Blockram timing info?

varkenvarken · December 26, 2019, 8:58pm

does anyone have a pointer to timing info for the blockrams on the up5k? I think I searched through all the lattice technical notes but it is not there or I might have overlooked it
the reason I ask is that on the up5k I seem to need 2 wait cycles (@ 12MHz) between writing the address register and retrieving the data to get reliable results vs. just 1 (or even a half if I read on the negative edge) on the hx1k .
I might be doing something completely stupid of course so that’s why a pointer to relevant documentation will be appreciated

daveshah · December 26, 2019, 11:43pm

I don’t think Lattice make these numbers public. The clock to out time is about 1ns, but this isn’t usually something you would worry about directly. The UP5K fabric in general is much slower than the iCE40 HX. However, the nextpnr timing report will tell you whether or not your design meets timing at 12MHz.

varkenvarken · December 27, 2019, 9:15am

I agree that the general timings are not so useful, even for the up5k they are in the hundreds of MHz but that is gate-to-gate. The iCE family handbook gives some timings for multiplexors etc. but not the essential information on how much time it takes between providing the read address to a block ram and the data becoming available. Why wouldn’t they publish that?
Anyway, Next-pnr reports my clock to be on the critical path but with plenty of room to spare (26MHz, while the clock is 12).
So I guess what I am really looking for is not so much timing info but some guidance/best practice re. blockrams on a up5k suitable for newbies like me, perhaps in the form of a small example that has been proven to work.
I mean, I can get it to work but those extra waitcycles don’t ‘feel’ right, although at this point on my learning curve I am obviously in no position to judge

daveshah · December 27, 2019, 9:39am

read address to a block ram and the data becoming available

There is no such number. The address must arrive ~100ps before the read clock edge and the data will be value ~1ns after the read edge but its a synchronous port so there must always be a clock edge.

If you post your code I can have a more detailed look.

varkenvarken · December 27, 2019, 9:51am

thanks Dave

Actually I think the diagram on page 4 of the Memory Usage Guide
for iCE40 Devices does make sense: I should be able the read data every other cycle, provided that the address is valid on the rising edge of the clock. However, I realize I am actually calculating the address on the rising edge so it is probably only fully settled on the next clock.

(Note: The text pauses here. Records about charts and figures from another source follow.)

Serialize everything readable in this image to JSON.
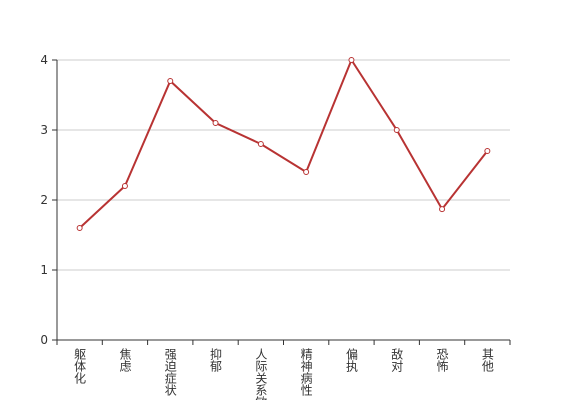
{
  "chart_data": {
    "type": "line",
    "categories": [
      "躯体化",
      "焦虑",
      "强迫症状",
      "抑郁",
      "人际关系敏感",
      "精神病性",
      "偏执",
      "敌对",
      "恐怖",
      "其他"
    ],
    "series": [
      {
        "color": "#b83333",
        "values": [
          1.6,
          2.2,
          3.7,
          3.1,
          2.8,
          2.4,
          4,
          3.0,
          1.87,
          2.7
        ]
      }
    ],
    "ylim": [
      0,
      4
    ],
    "yticks": [
      0,
      1,
      2,
      3,
      4
    ],
    "grid": true
  }
}
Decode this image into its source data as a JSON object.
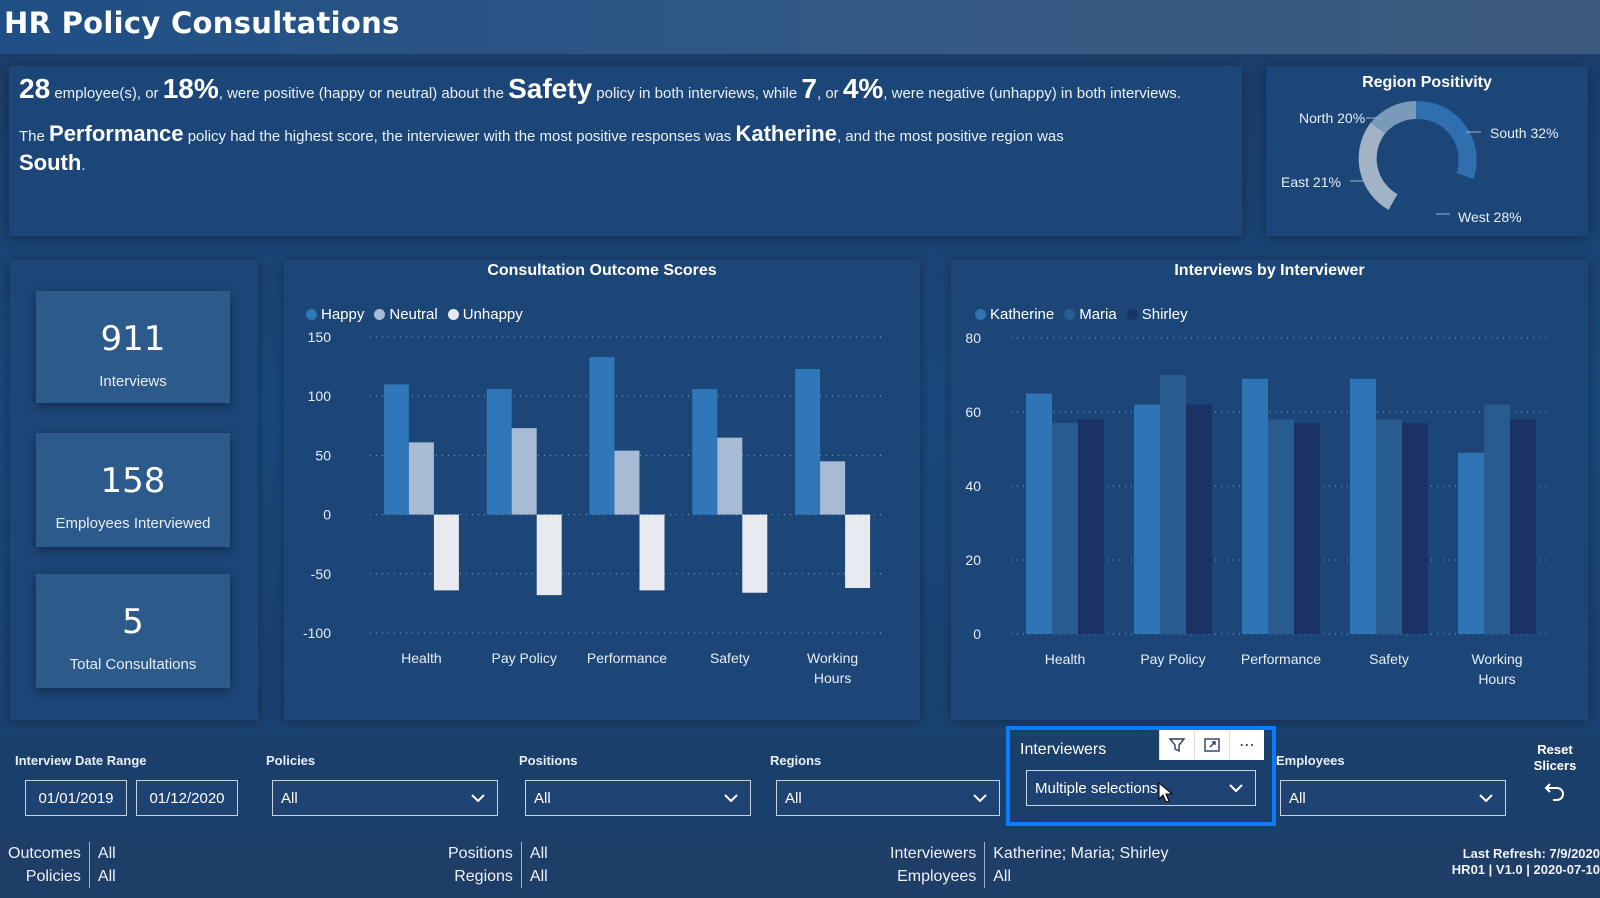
{
  "header": {
    "title": "HR Policy Consultations"
  },
  "summary": {
    "n_pos": "28",
    "t1": " employee(s), or ",
    "pct_pos": "18%",
    "t2": ", were positive (happy or neutral) about the ",
    "policy": "Safety",
    "t3": " policy in both interviews, while ",
    "n_neg": "7",
    "t4": ", or ",
    "pct_neg": "4%",
    "t5": ", were negative (unhappy) in both interviews.",
    "s1": "The ",
    "top_policy": "Performance",
    "s2": " policy had the highest score, the interviewer with the most positive responses was ",
    "top_interviewer": "Katherine",
    "s3": ", and the most positive region was ",
    "top_region": "South",
    "s4": "."
  },
  "region": {
    "title": "Region Positivity",
    "labels": [
      "North 20%",
      "South 32%",
      "East 21%",
      "West 28%"
    ]
  },
  "kpis": [
    {
      "value": "911",
      "label": "Interviews"
    },
    {
      "value": "158",
      "label": "Employees Interviewed"
    },
    {
      "value": "5",
      "label": "Total Consultations"
    }
  ],
  "chart_data": [
    {
      "type": "bar",
      "title": "Consultation Outcome Scores",
      "categories": [
        "Health",
        "Pay Policy",
        "Performance",
        "Safety",
        "Working Hours"
      ],
      "series": [
        {
          "name": "Happy",
          "color": "#2f77b8",
          "values": [
            110,
            106,
            133,
            106,
            123
          ]
        },
        {
          "name": "Neutral",
          "color": "#a8bbd4",
          "values": [
            61,
            73,
            54,
            65,
            45
          ]
        },
        {
          "name": "Unhappy",
          "color": "#e7eaee",
          "values": [
            -64,
            -68,
            -64,
            -66,
            -62
          ]
        }
      ],
      "ylim": [
        -100,
        150
      ],
      "yticks": [
        "150",
        "100",
        "50",
        "0",
        "-50",
        "-100"
      ]
    },
    {
      "type": "bar",
      "title": "Interviews by Interviewer",
      "categories": [
        "Health",
        "Pay Policy",
        "Performance",
        "Safety",
        "Working Hours"
      ],
      "series": [
        {
          "name": "Katherine",
          "color": "#2f74b4",
          "values": [
            65,
            62,
            69,
            69,
            49
          ]
        },
        {
          "name": "Maria",
          "color": "#285b8f",
          "values": [
            57,
            70,
            58,
            58,
            62
          ]
        },
        {
          "name": "Shirley",
          "color": "#1a3264",
          "values": [
            58,
            62,
            57,
            57,
            58
          ]
        }
      ],
      "ylim": [
        0,
        80
      ],
      "yticks": [
        "80",
        "60",
        "40",
        "20",
        "0"
      ]
    }
  ],
  "filters": {
    "date_title": "Interview Date Range",
    "date_from": "01/01/2019",
    "date_to": "01/12/2020",
    "policies_title": "Policies",
    "policies_value": "All",
    "positions_title": "Positions",
    "positions_value": "All",
    "regions_title": "Regions",
    "regions_value": "All",
    "interviewers_title": "Interviewers",
    "interviewers_value": "Multiple selections",
    "employees_title": "Employees",
    "employees_value": "All",
    "reset_label": "Reset Slicers"
  },
  "footer": {
    "outcomes_k": "Outcomes",
    "outcomes_v": "All",
    "policies_k": "Policies",
    "policies_v": "All",
    "positions_k": "Positions",
    "positions_v": "All",
    "regions_k": "Regions",
    "regions_v": "All",
    "interviewers_k": "Interviewers",
    "interviewers_v": "Katherine; Maria; Shirley",
    "employees_k": "Employees",
    "employees_v": "All",
    "refresh": "Last Refresh: 7/9/2020",
    "version": "HR01 | V1.0 | 2020-07-10"
  },
  "colors": {
    "accent": "#0a7cff",
    "panel": "#1c4677"
  }
}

The code is quite big but I think the snippet below captures is all (it part of a larger state machine). If my thinking is right, it would make sense to operate the block ram on the negative edge?

...
    wire [3:0] cmd = instruction[15:12]; // main opcode
    wire [3:0] R2  = instruction[11: 8]; // destination register
    wire [3:0] R1  = instruction[ 7: 4]; // source register 1
    wire [3:0] R0  = instruction[ 3: 0]; // source register 0
    wire writable_destination = R2 > 1;
    wire [31:0] sumr1r0 = r[R1] + r[R0];
    wire [addr_width-1:0] sumr1r0_addr = sumr1r0[addr_width-1:0];

...

    CMD_LOADB:  begin
                    mem_raddr <= sumr1r0_addr;  // <------- this might cost some time ...
                    state <= LOAD1w;
                end
    LOAD1w  :   state <= LOAD1;                 // <------- w.o. this mem_data_out is often invalid
    LOAD1   :   begin
                    if(writable_destination) r[R2][7:0] <= mem_data_out;
                    state <= FETCH;
                end

daveshah · December 28, 2019, 8:25am

In general it rarely makes sense to work on more than one clock edge, as it makes debugging harder and reduces the maximum frequency the design can work at.